Pular para o conteúdo

Oracle GoldenGate BRINTERVAL: Why You Should Always Configure It to Avoid Extract Lag

Are you dealing with Extract lag, especially after a restart? You’re not alone, and this post might help you. Let’s dive in!

 

Recently, I faced an interesting case at a customer site that perfectly illustrates the importance of the BRINTERVAL parameter in Oracle GoldenGate, and if you don’t know how it works, you really should.

 

 

What is BRINTERVAL in Oracle GoldenGate?

The BRINTERVAL parameter controls how often GoldenGate creates bounded recovery checkpoints. Unlike normal checkpoints, bounded recovery checkpoints include not just the read/write position, but also the full transaction state, memory structures, and open transaction context. This means that after an unexpected stop, GoldenGate can resume from a safe point without having to go all the way back to the oldest open transaction.

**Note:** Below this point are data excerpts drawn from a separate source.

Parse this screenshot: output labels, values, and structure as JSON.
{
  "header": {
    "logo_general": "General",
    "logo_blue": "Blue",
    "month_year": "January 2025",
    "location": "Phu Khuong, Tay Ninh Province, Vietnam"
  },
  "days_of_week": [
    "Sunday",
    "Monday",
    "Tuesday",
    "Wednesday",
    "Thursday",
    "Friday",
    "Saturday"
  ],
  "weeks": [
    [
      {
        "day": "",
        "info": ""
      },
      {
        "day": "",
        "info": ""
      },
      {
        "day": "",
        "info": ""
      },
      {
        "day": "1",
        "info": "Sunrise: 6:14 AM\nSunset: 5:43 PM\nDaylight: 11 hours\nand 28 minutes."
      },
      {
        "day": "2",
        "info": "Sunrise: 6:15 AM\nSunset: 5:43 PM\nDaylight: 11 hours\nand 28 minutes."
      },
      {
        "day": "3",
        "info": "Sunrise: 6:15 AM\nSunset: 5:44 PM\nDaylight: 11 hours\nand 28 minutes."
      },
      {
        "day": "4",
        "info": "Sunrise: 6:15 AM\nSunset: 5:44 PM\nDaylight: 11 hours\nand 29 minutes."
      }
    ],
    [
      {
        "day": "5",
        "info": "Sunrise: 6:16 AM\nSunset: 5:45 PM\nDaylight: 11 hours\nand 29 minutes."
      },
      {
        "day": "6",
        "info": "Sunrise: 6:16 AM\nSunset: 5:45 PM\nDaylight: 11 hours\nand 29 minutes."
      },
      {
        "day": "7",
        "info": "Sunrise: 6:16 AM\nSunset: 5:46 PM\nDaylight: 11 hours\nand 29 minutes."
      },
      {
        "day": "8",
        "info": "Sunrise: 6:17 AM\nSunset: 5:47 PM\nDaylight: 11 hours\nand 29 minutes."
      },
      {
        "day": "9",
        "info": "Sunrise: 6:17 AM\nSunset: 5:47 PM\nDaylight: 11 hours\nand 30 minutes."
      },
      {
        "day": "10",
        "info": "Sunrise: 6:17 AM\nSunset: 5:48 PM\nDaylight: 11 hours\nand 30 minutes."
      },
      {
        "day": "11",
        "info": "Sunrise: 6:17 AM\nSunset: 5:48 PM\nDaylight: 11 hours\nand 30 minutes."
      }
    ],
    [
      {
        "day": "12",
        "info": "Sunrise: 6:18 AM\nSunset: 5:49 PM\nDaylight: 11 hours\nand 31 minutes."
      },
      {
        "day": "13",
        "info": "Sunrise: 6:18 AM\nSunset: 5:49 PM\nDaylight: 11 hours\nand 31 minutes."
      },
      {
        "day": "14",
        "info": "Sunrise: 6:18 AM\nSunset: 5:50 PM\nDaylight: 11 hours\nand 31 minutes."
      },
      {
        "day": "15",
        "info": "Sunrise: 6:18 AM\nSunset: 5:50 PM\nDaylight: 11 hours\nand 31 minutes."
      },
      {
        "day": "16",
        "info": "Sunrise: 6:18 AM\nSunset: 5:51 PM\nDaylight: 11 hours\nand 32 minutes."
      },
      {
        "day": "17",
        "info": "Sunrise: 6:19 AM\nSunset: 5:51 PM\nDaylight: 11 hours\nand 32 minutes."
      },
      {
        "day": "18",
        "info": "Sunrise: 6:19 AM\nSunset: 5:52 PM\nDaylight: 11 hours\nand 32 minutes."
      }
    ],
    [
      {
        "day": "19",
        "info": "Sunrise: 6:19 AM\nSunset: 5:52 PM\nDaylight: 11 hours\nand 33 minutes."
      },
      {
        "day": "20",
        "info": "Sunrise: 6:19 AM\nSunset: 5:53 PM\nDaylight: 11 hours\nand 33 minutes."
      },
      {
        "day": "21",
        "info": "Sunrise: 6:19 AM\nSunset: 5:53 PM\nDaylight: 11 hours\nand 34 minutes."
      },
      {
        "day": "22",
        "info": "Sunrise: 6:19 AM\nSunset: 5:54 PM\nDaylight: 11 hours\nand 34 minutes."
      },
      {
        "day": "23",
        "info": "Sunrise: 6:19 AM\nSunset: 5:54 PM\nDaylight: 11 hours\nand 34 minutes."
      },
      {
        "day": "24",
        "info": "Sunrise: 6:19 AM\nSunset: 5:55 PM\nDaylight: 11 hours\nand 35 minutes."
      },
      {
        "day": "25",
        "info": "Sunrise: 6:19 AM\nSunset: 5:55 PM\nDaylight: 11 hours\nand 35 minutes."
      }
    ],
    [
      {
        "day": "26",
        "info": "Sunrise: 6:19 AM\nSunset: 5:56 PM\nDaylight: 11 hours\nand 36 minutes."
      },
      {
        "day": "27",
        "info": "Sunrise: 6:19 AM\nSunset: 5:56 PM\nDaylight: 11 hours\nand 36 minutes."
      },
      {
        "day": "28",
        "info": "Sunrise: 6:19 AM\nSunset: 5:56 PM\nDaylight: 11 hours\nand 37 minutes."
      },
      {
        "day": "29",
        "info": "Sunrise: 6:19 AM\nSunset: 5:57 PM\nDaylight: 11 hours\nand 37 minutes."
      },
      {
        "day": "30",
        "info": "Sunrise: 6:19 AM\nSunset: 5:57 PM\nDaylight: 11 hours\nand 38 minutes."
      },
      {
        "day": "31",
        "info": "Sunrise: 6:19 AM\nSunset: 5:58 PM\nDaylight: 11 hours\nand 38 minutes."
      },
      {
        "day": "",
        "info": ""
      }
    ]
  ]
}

Real Case: Extract Recovery back 20 Hours

The environment had two Extract processes. One was configured with BRINTERVAL 1H, while the other was running without this parameter.

So, what happened after an unexpected stop?

  • ✅ The Extract with BRINTERVAL 1H recovered quickly.
  • ❌ The other one started a recovery process that went back more than 20 hours, because of an old open transaction, and this significantly delayed the restart.

 

That single gap made a huge difference in the behavior of the two Extracts. The one without the BRINTERVAL parameter had to scan the archived logs to find the beginning of an open transaction that had started 20 hours earlier. It then had to read through all those logs until it finally reached the last valid checkpoint, only then could it resume capturing new transactions. Meanwhile, the replication lag kept growing until the entire recovery was completed, and it took nearly 2 hours before the Extract caught up and real-time capture was re-established.

 

 

In real-time replication, this kind of lag is simply unacceptable after just a single stop and start — don’t you agree? The longer the Extract spends catching up, the longer your entire replication flow is left waiting for new data, and the longer it takes for real-time replication to be fully re-established.

 

After the process finally completed its recovery, the BRINTERVAL parameter was also added to the parameter file. However, restarting again still wasn’t an option — because doing so would trigger the entire long recovery cycle all over again.

 

The immediate fix was to issue the command:

SEND EXTRACT <extract_name> BR BRSTATUS SEND EXTRACT <extract_name> BR BRINTERVAL 1H

 

This forced the creation of a new bounded recovery checkpoint and ensured that future stops would recover much faster.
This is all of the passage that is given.